M&A market observers seeking evidence of softening global M&A activity should look no further than the oil & gas sector. In the first nine months of 2019, deals in the industry fell 36 percent by volume and 34 percent by value compared with the same period in 2018. This represents the lowest volume for the first three quarters of any year since 2009.
The disparity is closely tied to oil price uncertainty over the past 12 months. At the start of 2019, OPEC producers agreed to reduce output by 1.2 million barrels a day in an attempt to stabilize oil prices. In July, the group of the world’s largest oil producers recommitted to the pullback, extending cuts to March 2020. These measures have had minimal impact.
Economic warning signs over the last year have also played a role. Reduced economic activity has historically correlated with lower energy demand, and flat to negative manufacturing output in a number of key geographies such as the US, China, Germany, the UK and India has indicated weak demand for goods.

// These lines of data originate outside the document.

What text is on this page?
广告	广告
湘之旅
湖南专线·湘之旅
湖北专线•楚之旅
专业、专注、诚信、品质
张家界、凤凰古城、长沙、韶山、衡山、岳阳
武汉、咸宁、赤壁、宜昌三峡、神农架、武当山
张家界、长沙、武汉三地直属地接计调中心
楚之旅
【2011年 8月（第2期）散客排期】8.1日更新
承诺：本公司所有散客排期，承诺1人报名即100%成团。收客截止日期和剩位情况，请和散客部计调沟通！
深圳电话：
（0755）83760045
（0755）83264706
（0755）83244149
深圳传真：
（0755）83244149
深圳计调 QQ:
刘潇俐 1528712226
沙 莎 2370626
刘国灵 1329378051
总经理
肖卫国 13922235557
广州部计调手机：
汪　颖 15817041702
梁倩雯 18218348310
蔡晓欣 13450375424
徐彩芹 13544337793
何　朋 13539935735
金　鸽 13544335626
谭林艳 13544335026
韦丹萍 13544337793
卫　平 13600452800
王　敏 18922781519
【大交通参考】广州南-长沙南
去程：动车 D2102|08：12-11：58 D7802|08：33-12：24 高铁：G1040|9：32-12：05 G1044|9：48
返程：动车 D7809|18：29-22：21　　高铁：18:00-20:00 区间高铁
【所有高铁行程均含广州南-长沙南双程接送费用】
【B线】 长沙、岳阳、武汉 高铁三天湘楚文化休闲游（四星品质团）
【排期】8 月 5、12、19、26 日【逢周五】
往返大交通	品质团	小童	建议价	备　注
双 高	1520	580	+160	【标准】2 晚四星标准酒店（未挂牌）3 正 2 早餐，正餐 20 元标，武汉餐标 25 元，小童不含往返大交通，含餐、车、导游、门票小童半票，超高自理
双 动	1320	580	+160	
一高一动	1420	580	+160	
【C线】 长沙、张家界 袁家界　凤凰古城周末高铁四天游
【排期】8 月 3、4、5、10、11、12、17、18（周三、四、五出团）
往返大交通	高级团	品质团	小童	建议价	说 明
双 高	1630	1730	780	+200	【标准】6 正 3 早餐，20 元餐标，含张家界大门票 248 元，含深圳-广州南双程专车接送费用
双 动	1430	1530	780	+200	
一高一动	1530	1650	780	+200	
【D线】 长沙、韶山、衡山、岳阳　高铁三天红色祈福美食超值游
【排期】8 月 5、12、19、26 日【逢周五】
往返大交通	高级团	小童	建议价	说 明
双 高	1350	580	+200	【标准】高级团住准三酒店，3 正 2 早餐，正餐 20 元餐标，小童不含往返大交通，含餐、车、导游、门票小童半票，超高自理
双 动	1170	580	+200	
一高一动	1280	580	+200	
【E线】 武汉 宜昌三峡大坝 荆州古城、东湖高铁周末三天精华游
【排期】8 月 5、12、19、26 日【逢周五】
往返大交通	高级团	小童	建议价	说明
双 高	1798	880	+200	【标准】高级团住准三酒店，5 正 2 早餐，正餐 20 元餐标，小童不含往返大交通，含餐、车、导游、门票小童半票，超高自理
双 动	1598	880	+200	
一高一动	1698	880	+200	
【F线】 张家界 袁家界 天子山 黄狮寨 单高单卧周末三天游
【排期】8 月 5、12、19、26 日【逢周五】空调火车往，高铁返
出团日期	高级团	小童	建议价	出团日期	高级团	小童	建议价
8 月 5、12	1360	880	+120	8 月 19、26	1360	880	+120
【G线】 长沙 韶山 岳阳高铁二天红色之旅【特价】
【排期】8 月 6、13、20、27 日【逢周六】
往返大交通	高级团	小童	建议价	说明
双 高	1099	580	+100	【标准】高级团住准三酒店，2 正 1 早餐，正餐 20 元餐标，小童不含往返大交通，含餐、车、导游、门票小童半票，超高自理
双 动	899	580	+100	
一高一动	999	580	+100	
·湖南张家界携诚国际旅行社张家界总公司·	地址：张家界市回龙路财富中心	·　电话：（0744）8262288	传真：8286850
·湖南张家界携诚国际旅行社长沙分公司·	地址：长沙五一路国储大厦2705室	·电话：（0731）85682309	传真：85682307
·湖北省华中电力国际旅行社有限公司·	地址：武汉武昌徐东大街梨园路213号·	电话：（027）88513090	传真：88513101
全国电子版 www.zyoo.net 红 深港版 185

While some oil & gas companies were looking for increased size in the upstream space, others were attempting to diversify. In the meantime, oil companies have grown accustomed to a challenging oil price environment and heightened environmental, social and corporate governance (ESG) hurdles.
Pressure on companies to refine asset portfolios, and in some cases move away from legacy assets in favor of cleaner alternatives, may provide sufficient opportunities to spur a deal-making recovery in 2020.